Cinematic mash-up brings fresh slice of real Klondike to fake Klondike

To have someone from the Yukon come all the way to Edmonton to present a “reconstituted” 1923 silent movie about the REAL Klondike is real treat for locals who are sick of the FAKE Klondike.

On the recent moronic rebranding of our formerly bogus festival Klondike Days as K-Days, Whitehorse filmmaker and musician Daniel Janke sympathizes, “My advice to Edmontonians is don’t get too conflicted about the whole Klondike Days thing. We’re sick to death of it up here. I guess we have an honest stake in it, but it doesn’t mean we’re not tired of it.”

Well, that’s a comforting thought, thanks.

Playing Friday at 7 p.m. at the Garneau Theatre, The Grub-Stake Revisited what you might call a “cinematic mash-up of a remix.” The original Grub-Stake, one of many films of that era that celebrated the Gold Rush, stars Canadian Nell Shipman, and deals with her various perils as she falls in with a crooked gambler in Dawson City, Yukon – where every day was a Klondike Day. For this show, the corny old dialogue cards have been removed. In their place, live actors will recite fresh lines appropriate to the narrative – but, and here it gets weird, in the language of Shakespeare. The result, the filmmaker admits, is quite a lot funnier than the original.

“It’s hard not to laugh,” he says.

Live musicians, meanwhile, will provide an entirely new original soundtrack. Jesse Zubot is featured on violin. And Janke, who composed the music – “borrowing” from such bygone ditties as “The Daring Young Man on the Flying Trapeze” – will be on piano. He’s played here before, both at the folk and jazz festivals.

For permission to use such modern – and Shakespearean – touches, they had a long talk with the owner of the film, the granddaughter, to assure her they would be respectful to the original movie. This is similar, he says, to Woody Allen’s 1966 film “What’s Up, Tiger Lily?” where he dubbed fresh dialogue over some bad Japanese spy movie.
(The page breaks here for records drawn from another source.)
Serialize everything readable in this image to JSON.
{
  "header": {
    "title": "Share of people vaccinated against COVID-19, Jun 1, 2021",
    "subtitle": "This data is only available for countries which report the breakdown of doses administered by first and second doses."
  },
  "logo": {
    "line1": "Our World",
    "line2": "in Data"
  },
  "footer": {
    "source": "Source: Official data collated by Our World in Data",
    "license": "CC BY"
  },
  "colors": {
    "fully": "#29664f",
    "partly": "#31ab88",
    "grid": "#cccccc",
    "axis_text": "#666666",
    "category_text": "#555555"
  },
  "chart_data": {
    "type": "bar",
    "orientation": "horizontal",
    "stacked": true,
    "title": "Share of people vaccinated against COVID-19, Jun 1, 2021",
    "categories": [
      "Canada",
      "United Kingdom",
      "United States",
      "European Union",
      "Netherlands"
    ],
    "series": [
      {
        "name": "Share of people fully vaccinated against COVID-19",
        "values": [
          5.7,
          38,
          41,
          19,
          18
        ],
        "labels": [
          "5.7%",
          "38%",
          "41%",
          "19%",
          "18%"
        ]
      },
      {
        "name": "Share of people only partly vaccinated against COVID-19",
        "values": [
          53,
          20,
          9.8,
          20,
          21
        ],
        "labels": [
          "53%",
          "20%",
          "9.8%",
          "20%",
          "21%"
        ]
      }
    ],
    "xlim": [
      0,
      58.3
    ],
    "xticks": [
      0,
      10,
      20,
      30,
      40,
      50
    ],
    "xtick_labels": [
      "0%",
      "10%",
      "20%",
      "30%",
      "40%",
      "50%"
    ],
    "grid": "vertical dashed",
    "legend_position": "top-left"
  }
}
To that you could add Steve Martin’s 1982 offering “Dead Men Don’t Wear Plaid.”

This is a little different.

“We’re walking a very fine line,” Janke says. “We’re trying to honour the aesthetic of the film. One of the big reasons for doing this is that we’re big fans of of Nell Shipman, a Canadian icon, and this sort of thing gives the film a whole new life, the fact that that film can tour and be seen again after all these years.”